Each year, Brown’s Undergraduate Statistics Concentrators present Capstone projects to the Department of Biostatistics faculty, students and visitors. This year, 4 graduating statistics undergraduate concentrators presented their Capstone work on April 29th. This opportunity for graduating students to present and discuss their Capstone projects which meets a graduation requirement and also qualifies each candidate for the annual Undergraduate Statistics Concentration Capstone Poster Award of Excellence which is announced at our annual Biostatistics Commencement Celebration.
Author: Tova Ibbotson
Poster Title: An Introduction to the Sequential Cox Approach for Estimating Survival under Time-varying Covariates
Abstract:Target trial emulation is a common approach to analyzing observational studies. Misspecification of the target trial in analysis can result in imprecise effects estimates, and in some cases falsely conclude a statistically significant effect. Clinical researchers without an advanced statistical background may not correctly emulate the target trial when time-varying covariates are present. This work introduces the sequential Cox approach as an intuitive conceptualization of target trial emulation in the presence of time-varying covariates. Treating the observational data as a sequence of nested “trials” allows for the pooling of the “trials” into a single Cox proportional hazards model. The pooled model is able to consider time-varying treatment and adjust for time-dependent confounding. Thus, the approach may enable clinical researchers with limited statistical resources to appropriately include time-varying covariates in their studies. This work also simulates data to demonstrate the effect of disregarding time-varying covariates in survival analysis. The sequential Cox approach offers an intuitive outline for clinical researchers to emulate intention-to-treat analyses with observational data.

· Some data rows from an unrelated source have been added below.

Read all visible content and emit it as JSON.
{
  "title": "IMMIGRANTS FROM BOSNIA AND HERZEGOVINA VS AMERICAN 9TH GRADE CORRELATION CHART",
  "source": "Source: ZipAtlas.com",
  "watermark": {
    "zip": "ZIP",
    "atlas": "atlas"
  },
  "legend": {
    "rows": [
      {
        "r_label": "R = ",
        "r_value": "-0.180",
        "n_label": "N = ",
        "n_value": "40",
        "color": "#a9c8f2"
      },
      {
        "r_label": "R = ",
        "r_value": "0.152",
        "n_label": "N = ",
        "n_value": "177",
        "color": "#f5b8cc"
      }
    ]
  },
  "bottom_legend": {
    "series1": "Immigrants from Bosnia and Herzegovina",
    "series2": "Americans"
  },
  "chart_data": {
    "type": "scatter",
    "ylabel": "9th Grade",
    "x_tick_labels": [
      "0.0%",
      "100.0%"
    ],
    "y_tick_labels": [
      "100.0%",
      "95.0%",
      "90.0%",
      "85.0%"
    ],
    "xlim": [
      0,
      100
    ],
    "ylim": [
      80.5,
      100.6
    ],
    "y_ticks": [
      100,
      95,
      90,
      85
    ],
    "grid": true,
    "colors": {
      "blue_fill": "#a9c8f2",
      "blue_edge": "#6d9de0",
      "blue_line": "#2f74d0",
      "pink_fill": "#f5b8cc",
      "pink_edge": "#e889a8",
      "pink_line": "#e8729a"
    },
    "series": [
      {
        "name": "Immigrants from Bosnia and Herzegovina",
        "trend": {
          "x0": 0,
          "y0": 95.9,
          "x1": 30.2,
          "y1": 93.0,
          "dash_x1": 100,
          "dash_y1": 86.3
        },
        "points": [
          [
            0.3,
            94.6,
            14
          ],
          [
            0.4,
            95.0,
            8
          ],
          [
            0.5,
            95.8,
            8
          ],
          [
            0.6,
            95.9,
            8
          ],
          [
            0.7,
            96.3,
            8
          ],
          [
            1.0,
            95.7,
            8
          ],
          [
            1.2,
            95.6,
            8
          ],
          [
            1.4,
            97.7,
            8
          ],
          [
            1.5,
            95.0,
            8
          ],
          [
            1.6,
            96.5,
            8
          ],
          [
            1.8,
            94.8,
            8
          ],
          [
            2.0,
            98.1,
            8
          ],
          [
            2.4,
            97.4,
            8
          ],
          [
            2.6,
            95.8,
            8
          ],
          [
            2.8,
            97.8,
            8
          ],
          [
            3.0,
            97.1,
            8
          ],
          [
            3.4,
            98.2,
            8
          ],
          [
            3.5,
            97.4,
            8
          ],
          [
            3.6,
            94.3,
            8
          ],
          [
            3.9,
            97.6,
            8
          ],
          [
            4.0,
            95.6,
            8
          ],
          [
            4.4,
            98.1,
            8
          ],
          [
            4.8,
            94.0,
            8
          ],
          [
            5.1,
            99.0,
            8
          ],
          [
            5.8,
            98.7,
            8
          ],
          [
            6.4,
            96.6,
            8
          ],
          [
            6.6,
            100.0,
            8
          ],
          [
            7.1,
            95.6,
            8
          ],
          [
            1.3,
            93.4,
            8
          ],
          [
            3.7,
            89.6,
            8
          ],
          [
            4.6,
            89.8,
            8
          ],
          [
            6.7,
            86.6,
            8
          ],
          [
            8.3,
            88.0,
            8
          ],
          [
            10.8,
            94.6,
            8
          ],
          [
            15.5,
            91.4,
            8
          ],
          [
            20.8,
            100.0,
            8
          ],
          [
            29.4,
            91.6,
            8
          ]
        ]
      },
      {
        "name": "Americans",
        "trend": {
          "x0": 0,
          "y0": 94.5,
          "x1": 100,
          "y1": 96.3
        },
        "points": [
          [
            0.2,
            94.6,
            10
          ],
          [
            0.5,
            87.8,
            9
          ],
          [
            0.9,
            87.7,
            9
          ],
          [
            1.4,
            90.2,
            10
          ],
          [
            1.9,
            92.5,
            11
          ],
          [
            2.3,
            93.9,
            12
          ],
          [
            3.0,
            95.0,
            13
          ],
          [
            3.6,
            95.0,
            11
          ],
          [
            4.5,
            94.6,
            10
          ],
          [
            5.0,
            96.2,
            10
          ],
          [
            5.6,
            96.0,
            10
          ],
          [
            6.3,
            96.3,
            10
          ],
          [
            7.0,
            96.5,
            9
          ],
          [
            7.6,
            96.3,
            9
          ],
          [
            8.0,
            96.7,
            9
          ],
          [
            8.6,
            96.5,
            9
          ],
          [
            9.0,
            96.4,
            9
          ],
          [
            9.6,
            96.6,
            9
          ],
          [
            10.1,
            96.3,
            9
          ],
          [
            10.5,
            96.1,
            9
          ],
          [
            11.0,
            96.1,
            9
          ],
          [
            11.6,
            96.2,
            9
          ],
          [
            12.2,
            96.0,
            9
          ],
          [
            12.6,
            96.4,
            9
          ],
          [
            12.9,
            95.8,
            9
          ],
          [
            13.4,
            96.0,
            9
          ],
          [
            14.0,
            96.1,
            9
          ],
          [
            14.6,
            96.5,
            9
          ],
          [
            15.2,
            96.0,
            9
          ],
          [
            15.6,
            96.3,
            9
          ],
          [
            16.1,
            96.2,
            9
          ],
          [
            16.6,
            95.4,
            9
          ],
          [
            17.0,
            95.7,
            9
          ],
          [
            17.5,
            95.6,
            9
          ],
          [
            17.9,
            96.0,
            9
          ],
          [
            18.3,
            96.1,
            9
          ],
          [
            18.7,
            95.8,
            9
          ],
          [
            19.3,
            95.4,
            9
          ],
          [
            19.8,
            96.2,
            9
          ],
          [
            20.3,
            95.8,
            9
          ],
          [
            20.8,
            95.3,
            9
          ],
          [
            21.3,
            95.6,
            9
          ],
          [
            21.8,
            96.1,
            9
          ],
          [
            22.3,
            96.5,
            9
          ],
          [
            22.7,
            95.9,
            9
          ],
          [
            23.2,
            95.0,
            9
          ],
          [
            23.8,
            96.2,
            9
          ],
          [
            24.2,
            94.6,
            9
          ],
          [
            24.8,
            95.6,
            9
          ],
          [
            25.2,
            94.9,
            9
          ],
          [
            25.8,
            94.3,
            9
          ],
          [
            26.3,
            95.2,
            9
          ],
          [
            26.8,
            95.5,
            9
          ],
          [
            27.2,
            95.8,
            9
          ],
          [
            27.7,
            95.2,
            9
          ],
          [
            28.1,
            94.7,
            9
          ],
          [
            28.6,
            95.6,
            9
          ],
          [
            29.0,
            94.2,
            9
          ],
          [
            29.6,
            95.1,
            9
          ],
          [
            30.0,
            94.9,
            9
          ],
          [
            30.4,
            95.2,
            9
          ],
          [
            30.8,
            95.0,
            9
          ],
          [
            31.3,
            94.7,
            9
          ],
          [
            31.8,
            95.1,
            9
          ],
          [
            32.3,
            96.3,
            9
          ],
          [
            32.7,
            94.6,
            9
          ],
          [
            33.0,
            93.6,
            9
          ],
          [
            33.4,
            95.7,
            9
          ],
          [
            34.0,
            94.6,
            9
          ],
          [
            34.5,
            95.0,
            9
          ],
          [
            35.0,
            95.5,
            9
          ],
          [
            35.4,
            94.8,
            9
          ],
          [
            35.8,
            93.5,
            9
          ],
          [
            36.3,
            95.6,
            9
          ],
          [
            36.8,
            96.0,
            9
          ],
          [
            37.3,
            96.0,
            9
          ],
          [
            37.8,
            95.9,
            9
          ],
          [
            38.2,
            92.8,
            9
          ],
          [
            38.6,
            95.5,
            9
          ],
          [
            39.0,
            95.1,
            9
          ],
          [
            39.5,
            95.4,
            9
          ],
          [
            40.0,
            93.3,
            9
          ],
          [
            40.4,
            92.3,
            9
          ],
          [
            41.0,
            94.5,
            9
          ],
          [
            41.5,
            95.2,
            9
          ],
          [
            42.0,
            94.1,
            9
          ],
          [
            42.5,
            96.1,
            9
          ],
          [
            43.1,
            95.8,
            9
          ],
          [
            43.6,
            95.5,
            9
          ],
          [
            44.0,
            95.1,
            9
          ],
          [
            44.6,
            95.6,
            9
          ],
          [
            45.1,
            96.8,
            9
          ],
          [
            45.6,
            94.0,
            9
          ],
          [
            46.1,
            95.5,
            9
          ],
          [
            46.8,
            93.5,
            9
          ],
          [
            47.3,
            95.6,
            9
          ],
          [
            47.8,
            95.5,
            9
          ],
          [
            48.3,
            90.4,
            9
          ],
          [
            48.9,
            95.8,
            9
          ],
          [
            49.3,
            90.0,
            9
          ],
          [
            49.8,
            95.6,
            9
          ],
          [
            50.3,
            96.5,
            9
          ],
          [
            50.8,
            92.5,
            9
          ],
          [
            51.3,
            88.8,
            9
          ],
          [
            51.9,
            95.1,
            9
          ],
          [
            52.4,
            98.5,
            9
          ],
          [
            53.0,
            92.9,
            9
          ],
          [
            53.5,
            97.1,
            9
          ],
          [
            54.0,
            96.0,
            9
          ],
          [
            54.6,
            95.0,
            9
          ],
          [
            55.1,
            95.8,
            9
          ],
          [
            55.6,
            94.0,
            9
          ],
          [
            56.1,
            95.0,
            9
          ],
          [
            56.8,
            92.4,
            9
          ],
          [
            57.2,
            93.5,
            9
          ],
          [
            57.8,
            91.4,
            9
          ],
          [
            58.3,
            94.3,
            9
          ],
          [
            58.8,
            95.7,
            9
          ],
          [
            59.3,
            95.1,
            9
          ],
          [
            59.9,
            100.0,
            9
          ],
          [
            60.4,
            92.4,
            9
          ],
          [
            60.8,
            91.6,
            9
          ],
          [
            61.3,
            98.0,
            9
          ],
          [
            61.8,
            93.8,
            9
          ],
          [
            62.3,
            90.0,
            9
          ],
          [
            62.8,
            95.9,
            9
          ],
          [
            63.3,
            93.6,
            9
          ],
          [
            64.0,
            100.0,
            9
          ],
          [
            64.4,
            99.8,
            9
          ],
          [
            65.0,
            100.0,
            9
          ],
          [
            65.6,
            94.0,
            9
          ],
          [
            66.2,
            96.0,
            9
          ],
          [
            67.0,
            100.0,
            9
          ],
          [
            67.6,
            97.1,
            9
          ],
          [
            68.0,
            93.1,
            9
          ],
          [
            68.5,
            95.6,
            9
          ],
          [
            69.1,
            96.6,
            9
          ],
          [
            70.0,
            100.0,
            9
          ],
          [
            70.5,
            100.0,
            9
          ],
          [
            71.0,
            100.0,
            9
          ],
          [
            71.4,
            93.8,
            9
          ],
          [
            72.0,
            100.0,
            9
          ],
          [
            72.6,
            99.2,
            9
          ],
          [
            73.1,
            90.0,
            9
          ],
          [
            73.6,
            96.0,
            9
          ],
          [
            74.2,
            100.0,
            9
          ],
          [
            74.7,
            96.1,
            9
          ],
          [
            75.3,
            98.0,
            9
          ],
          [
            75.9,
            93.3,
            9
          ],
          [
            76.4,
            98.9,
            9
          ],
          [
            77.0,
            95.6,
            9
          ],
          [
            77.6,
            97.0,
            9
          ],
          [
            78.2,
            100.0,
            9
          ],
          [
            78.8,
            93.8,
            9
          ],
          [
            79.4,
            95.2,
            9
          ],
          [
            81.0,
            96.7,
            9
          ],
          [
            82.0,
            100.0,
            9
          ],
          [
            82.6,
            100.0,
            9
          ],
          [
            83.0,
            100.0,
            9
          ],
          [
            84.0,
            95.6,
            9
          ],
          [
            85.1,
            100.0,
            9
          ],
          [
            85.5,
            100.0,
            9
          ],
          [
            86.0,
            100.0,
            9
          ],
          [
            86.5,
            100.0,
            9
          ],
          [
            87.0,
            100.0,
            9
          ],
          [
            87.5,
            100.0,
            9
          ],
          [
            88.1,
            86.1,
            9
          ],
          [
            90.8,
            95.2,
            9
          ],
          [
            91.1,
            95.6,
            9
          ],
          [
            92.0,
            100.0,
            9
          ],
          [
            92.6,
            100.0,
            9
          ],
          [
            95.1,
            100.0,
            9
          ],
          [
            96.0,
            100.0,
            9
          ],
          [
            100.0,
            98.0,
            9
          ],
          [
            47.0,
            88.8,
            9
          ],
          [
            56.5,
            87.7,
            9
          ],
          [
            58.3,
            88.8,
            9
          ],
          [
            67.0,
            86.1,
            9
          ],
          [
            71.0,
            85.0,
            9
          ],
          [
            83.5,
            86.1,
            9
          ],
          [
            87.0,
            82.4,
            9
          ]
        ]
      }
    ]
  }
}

After graduation, Tova will be entering Brown’s Biostatistics Master’s Graduate Program
Author: Samuel Rhee
Poster Title: Simulating trials to resample unbalanced data
Abstract: Unbalanced datasets are those with a target class with a significantly higher sample size than others. Predictive models generated from such datasets can be unreliable and lack precision in respect to the minority classes. To create more accurate models, one can either undersample or oversample. While oversampling generally provides more robust data, it can be costly or time-intensive and may not be feasible within a study’s structure. To work around this limitation, this project sought to replicate an oversampling by randomly generating new trials as new data points. I then compared predictive models from the oversampled and original datasets and used AUC analysis to compare predictive strength.
Author: Joseph Vayalumkal
Poster Title: Physical Activity Intervention, Latent Classes of Heart Rate Responses, and Biological Health Outcomes
Author: Jessica Wang
Poster Title: Trend Analysis of the Financial and Quality Performance of Accountable Care Organizations 2014 through 2020
Abstract: Since receiving federal recognition in the Affordable Care Act (ACA) of 2010, how well have Accountable Care Organizations (ACOs) achieved the “Triple Aim” - better health, improved patient experiences, and lower costs? In this work, we use publicly available data from CMS to investigate financial and quality performance of ACOs from 2014 (near inception) to 2020. Using a hierarchical multilevel linear model nested on ACO age in months, we study the relationship between different characteristics of ACOs, such as risk model and level of Electronic Health Record (EHR) integration into provider care, and the two primary outcomes of interest, quality scores and earned shared savings per beneficiary. We found that older ACOs are positively correlated with slightly higher earned shared savings per beneficiary, but slightly lower quality scores. Despite risk model data only being available for 2019-2020, we also found a significant difference in the means between one-sided and two-sided risk models in both years, with one-sided risk models having greater shared savings in 2019 but two-sided risk models having greater shared savings in 2020. Finally, we found insignificant evidence to support the idea that greater EHR integration is associated with higher earned shared savings and quality scores, indicating that future studies should consider looking at new variables that might contribute to ACO success. Other study variables had insignificant or otherwise negligible effects on the two outcome variables.
After graduation, Jessica will be working in New York City at NERA Economic Consulting.